Issue (i): Whether Accentia Technologies Ltd. was liable to be included in the final set of comparables for transfer pricing analysis.
Analysis: The exclusion ordered by the Dispute Resolution Panel was based on the view that the company was engaged in software development and product sales. On examination of the standalone accounts and annual report, the relevant revenue streams were found to relate to medical transcription, billing and collection, and coding services, with no product sales shown. The reason adopted for exclusion was therefore not supported by the record.
Conclusion: Accentia Technologies Ltd. was directed to be included in the comparability set, in favour of Revenue.
Issue (ii): Whether Acropetal Technologies Ltd., Eclerx Services Ltd., Infosys BPO Ltd. and TCS E-Serve Ltd. were liable to be excluded from the comparability analysis.
Analysis: Acropetal Technologies Ltd. was found to be engaged in development of computer software and the Revenue did not demonstrate functional comparability with the assessee. Eclerx Services Ltd. was shown from its annual accounts to be rendering knowledge process outsourcing and other high-end services, making it functionally dissimilar. Infosys BPO Ltd. and TCS E-Serve Ltd. were treated as mega entities with turnover many times higher than that of the assessee, and their exclusion was consistent with the earlier year approach and the principle applied in turnover-based comparability screening.
Conclusion: The exclusion of Acropetal Technologies Ltd., Eclerx Services Ltd., Infosys BPO Ltd. and TCS E-Serve Ltd. from the comparability analysis was upheld, in favour of Assessee.
Issue (iii): Whether the working capital adjustment granted by the Transfer Pricing Officer and sustained by the Dispute Resolution Panel was justified.
Analysis: The assessee's contention that it bore no working capital risk was rejected. The record showed substantial sundry debtors relative to revenue, indicating material locking of funds in receivables. The adjustment was therefore supported by the financial position reflected in the accounts.
Conclusion: The working capital adjustment was upheld, in favour of Revenue.

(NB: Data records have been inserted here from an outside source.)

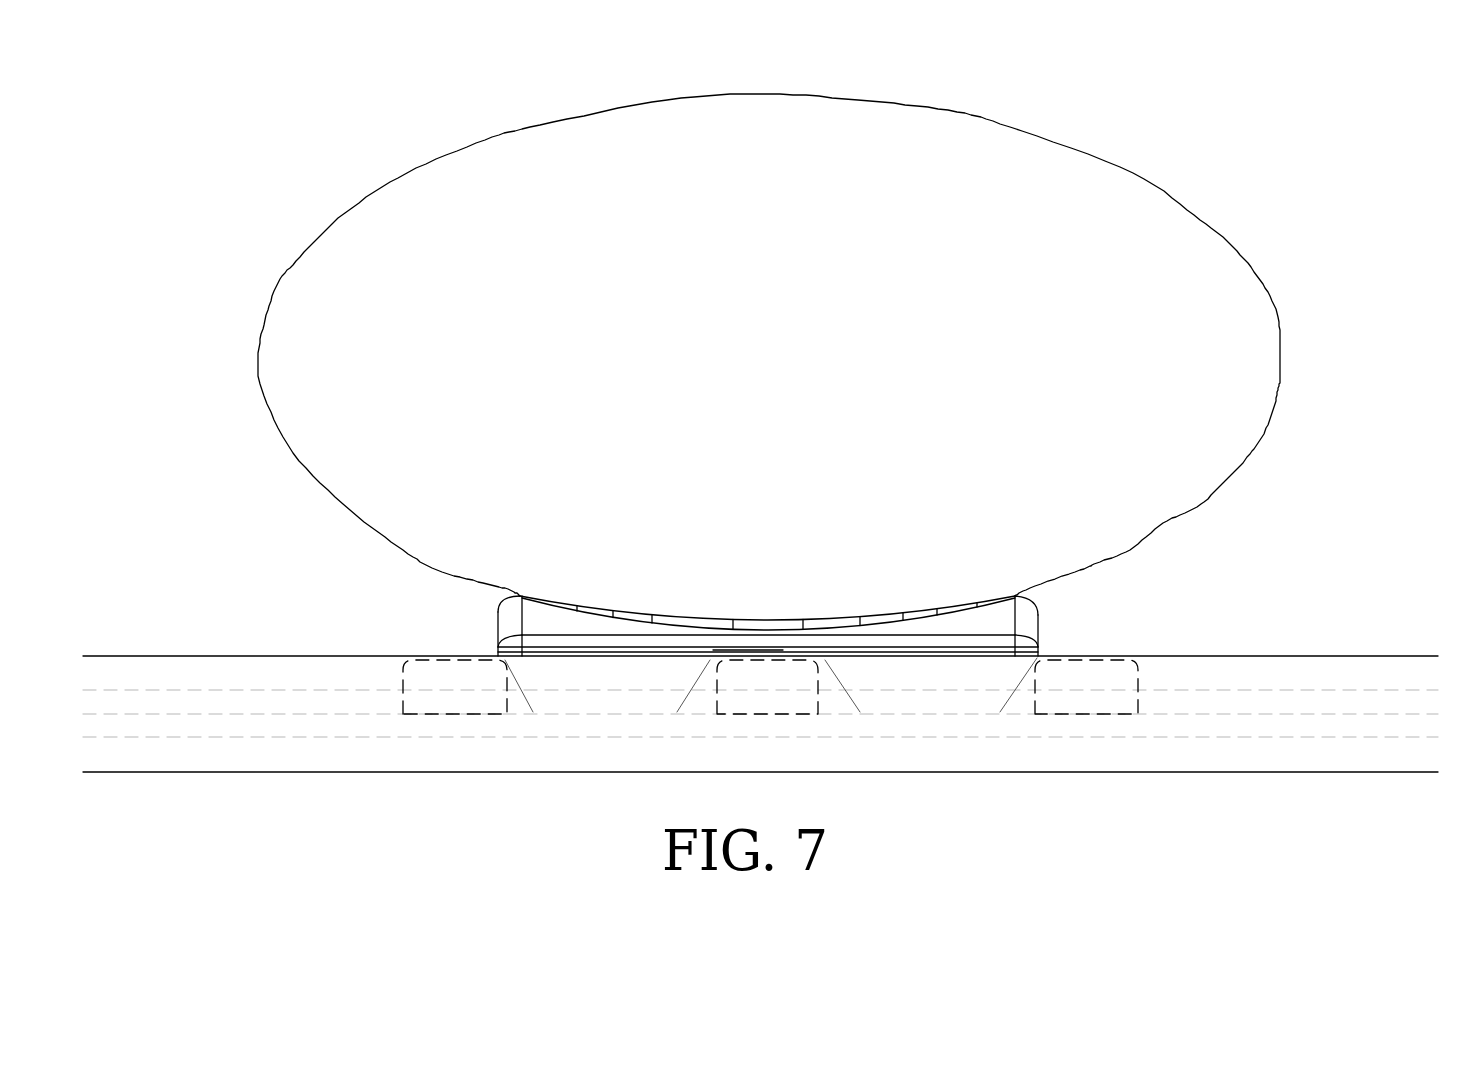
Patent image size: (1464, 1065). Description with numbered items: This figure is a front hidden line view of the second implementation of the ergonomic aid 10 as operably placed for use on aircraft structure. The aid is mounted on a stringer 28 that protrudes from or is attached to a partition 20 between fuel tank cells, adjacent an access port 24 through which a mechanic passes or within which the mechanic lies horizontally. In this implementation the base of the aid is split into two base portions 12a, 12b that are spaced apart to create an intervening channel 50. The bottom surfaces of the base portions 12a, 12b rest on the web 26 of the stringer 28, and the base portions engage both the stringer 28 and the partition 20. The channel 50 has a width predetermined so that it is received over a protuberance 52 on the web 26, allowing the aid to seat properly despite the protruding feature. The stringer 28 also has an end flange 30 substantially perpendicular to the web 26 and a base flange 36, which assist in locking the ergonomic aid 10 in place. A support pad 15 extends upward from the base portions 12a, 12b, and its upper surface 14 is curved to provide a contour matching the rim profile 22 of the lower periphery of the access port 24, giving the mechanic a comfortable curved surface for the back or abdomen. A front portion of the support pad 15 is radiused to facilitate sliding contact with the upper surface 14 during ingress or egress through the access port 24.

The ergonomic aid 10 is at (457, 611).
The base portion 12a is at (623, 672).
The base portion 12b is at (930, 672).
The upper surface 14 is at (862, 625).
The support pad 15 is at (1038, 618).
The partition 20 is at (143, 151).
The rim profile 22 is at (1085, 570).
The access port 24 is at (1092, 295).
The web 26 is at (1302, 725).
The stringer 28 is at (1209, 775).
The end flange 30 is at (1192, 673).
The base flange 36 is at (1325, 705).
The channel 50 is at (697, 700).
The protuberance 52 is at (770, 677).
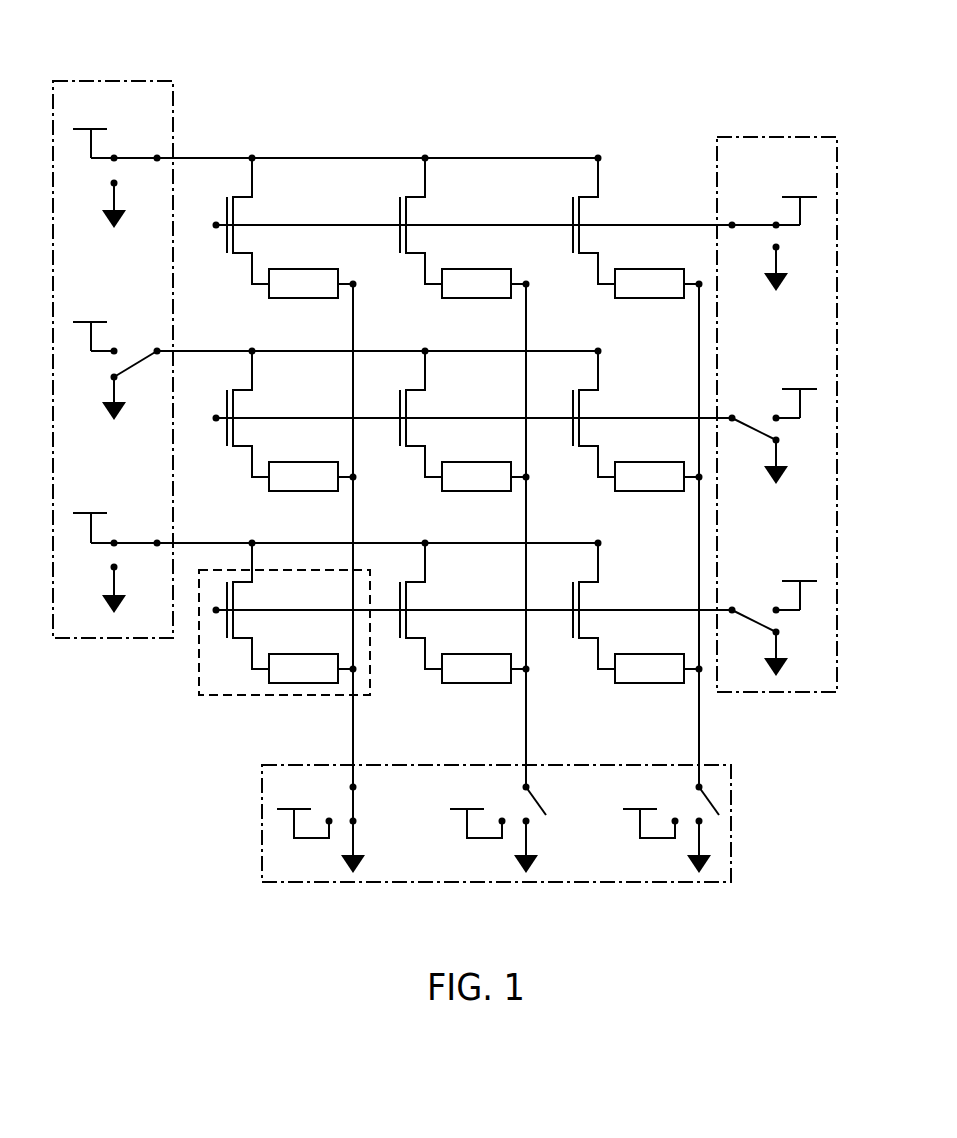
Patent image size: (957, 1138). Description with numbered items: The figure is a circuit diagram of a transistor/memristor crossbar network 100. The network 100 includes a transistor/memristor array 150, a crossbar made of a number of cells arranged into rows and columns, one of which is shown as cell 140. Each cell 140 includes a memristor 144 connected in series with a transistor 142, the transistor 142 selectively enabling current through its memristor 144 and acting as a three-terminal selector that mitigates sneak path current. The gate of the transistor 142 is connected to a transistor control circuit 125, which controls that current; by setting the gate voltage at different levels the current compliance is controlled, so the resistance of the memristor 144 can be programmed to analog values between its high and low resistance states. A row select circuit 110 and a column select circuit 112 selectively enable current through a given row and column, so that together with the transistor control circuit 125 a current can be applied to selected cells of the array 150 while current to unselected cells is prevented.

The transistor/memristor crossbar network 100 is at (221, 32).
The row select circuit 110 is at (102, 81).
The column select circuit 112 is at (731, 818).
The transistor control circuit 125 is at (772, 137).
The cell 140 is at (223, 695).
The transistor 142 is at (227, 627).
The memristor 144 is at (310, 683).
The transistor/memristor array 150 is at (524, 123).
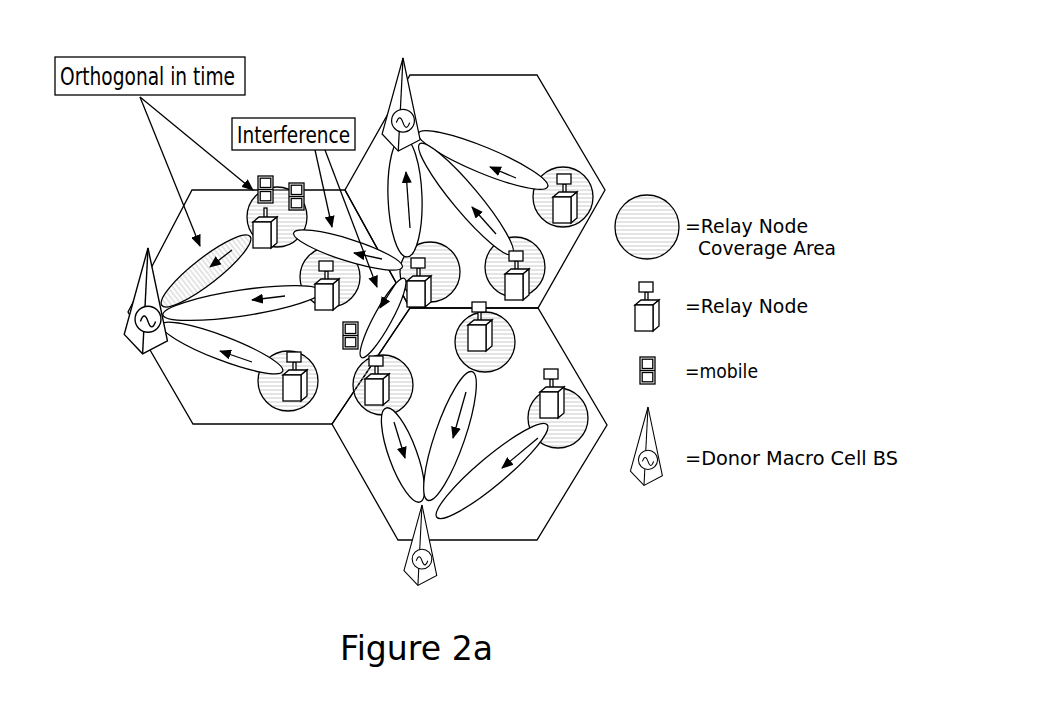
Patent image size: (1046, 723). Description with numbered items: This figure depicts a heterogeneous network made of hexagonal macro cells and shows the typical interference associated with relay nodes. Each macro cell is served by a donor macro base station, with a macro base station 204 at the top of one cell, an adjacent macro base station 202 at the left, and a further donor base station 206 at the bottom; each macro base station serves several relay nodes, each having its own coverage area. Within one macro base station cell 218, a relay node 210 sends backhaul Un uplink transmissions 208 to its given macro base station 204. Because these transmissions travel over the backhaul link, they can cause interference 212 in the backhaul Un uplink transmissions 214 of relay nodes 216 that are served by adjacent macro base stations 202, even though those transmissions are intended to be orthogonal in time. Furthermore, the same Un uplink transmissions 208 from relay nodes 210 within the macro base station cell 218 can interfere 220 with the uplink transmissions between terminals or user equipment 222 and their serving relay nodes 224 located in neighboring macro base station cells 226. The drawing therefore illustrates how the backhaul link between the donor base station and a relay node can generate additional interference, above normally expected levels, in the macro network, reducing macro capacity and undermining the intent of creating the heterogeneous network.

The adjacent macro base station 202 is at (148, 248).
The macro base station 204 is at (403, 58).
The donor macro cell base station 206 is at (440, 563).
The Un uplink transmissions 208 is at (396, 150).
The relay node 210 is at (430, 306).
The interference 212 is at (328, 256).
The backhaul Un uplink transmissions 214 is at (188, 275).
The relay nodes 216 is at (262, 222).
The macro base station cell 218 is at (547, 92).
The interference 220 is at (333, 422).
The user equipment 222 is at (343, 328).
The serving relay nodes 224 is at (166, 356).
The neighboring macro base station cells 226 is at (217, 425).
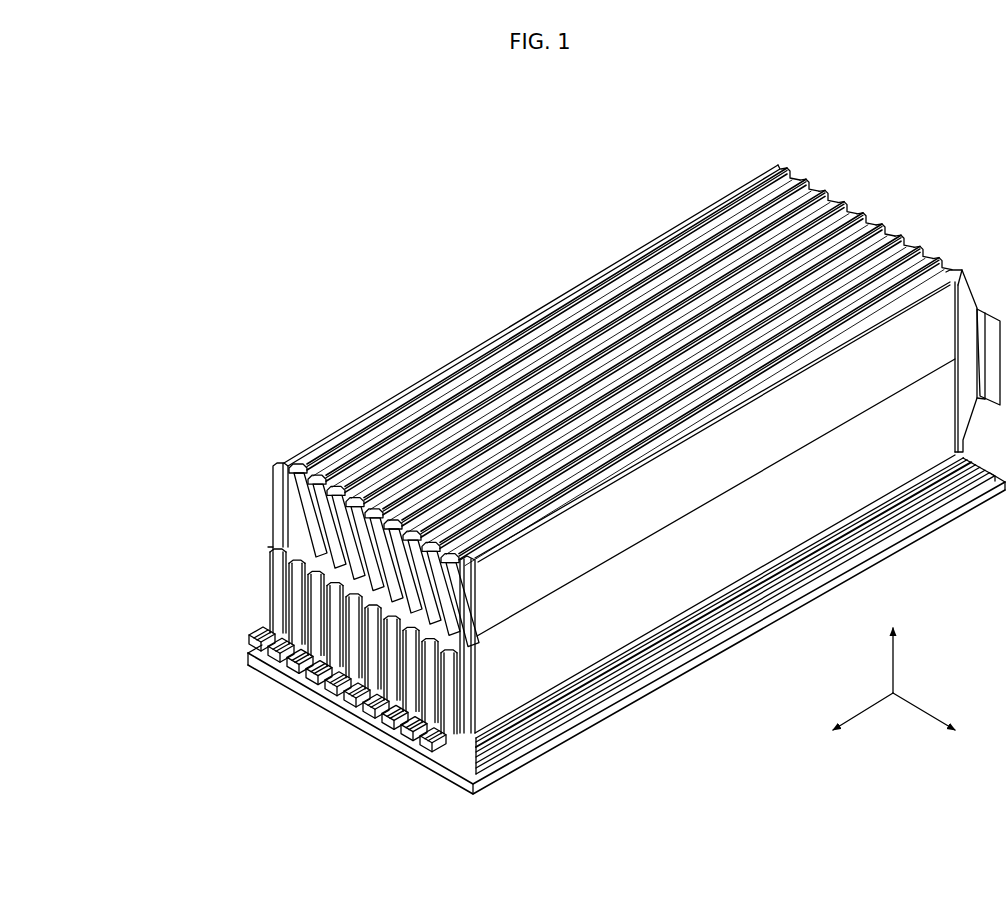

Final Conclusion: The Revenue's appeal succeeded only in part on the inclusion of one comparable, while the assessee's objection to the working capital adjustment failed; the comparability exercise was modified accordingly and the remaining findings were sustained.
Ratio Decidendi: A comparable may be included or excluded in transfer pricing only on a proper functional and economic comparability assessment, including consideration of turnover and service profile, and a working capital adjustment is sustainable where the accounts show material receivables affecting fund flow.